その人の身体、クラブ軌道、地面の使い方に合った エンジンを見つけることです。

飛距離が出ない人の多くは、筋力が足りないのではありません。 スピードを生み出す方向がズレていることがあります。

タテに力を出すべき人が、ヨコだけで振ろうとしている。 ヨコで加速すべき人が、タテに踏みすぎている。 本当は小さなトリガーで神経系を起こせばスピードが出るのに、 完全に静止した状態から無理やり振っている。

こうしたズレが、力みや振り遅れ、ミスショット、 飛距離不足につながります。

つまり、飛ばない原因は、あなたの能力不足ではなく、 あなたに合わないエンジンで、 一生懸命アクセルを踏んでいるだけかもしれないのです。

力みゼロで飛ばす人は、力を抜いているだけではありません。 自分に合った方向へ、正しくエネルギーを出しています。

アーニー・エルスのように、 ゆったり振っているように見えるのに飛ぶ選手は、 まさにこのタイプです。

見た目には力んでいない。 でも、地面からの力、身体の回転、クラブの軌道が噛み合っている。 だから、余計な力を入れなくてもクラブが走る。

これが、エフォートレスなスピードの正体です。

「軽く振っているのに飛ぶ」のではありません。 「物理的に噛み合っているから、力まなくても飛ぶ」のです。

もしあなたが今、飛ばそうとすると力む。 下半身を使うとスイングが崩れる。 地面反力を意識すると振り遅れる。 もっと回転しようとすると、ボールがつかまらない。

そんな悩みを持っているなら、単に練習量が足りないのではなく、 自分のエンジンの方向を間違えている可能性があります。

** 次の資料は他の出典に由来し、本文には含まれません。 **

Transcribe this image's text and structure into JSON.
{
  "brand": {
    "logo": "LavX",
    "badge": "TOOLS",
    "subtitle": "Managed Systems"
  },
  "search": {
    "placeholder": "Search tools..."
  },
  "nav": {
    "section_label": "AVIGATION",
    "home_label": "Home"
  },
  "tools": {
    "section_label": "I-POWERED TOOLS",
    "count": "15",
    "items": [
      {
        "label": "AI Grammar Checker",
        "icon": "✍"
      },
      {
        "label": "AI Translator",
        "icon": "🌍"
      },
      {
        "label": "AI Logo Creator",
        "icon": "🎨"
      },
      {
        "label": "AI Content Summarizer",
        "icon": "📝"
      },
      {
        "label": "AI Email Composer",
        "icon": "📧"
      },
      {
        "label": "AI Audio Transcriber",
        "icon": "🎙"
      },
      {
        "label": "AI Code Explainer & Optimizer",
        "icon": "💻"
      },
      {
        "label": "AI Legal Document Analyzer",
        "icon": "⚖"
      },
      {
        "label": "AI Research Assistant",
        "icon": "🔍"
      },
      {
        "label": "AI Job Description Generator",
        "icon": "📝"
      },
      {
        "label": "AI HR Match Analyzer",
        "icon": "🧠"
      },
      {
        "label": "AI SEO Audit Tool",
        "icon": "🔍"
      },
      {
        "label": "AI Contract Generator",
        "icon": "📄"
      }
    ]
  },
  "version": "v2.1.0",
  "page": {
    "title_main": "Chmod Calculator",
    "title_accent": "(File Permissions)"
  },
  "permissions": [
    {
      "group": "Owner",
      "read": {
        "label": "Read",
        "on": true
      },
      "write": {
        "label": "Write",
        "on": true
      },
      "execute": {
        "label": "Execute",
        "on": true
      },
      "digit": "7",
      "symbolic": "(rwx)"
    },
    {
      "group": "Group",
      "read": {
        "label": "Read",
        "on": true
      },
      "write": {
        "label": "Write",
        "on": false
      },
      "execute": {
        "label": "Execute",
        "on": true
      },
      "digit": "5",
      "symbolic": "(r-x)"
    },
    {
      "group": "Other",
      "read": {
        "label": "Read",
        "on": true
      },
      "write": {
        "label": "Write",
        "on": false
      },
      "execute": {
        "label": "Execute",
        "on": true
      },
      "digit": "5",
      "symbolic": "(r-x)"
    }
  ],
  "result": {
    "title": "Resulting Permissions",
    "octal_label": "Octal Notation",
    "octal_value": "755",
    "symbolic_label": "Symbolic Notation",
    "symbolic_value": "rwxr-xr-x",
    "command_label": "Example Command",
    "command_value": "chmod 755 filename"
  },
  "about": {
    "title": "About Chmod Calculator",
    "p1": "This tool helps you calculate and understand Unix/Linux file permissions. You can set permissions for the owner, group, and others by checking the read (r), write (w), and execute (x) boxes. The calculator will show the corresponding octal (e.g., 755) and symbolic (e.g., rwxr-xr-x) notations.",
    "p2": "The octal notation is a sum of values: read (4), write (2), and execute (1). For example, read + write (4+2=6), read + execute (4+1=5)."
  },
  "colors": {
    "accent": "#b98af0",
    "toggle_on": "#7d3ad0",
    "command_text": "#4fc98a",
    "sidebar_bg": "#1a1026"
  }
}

タテなのか。 ヨコなのか。 それとも、その中間なのか。

どの方向の力を使った時に、クラブが自然に走るのか。 それを知るだけで、スイングの見方は大きく変わります。

飛距離は、筋力だけで決まるものではありません。

自分の物理的な特性に合った力の出し方ができれば、 眠っていたスピードはまだ引き出せます。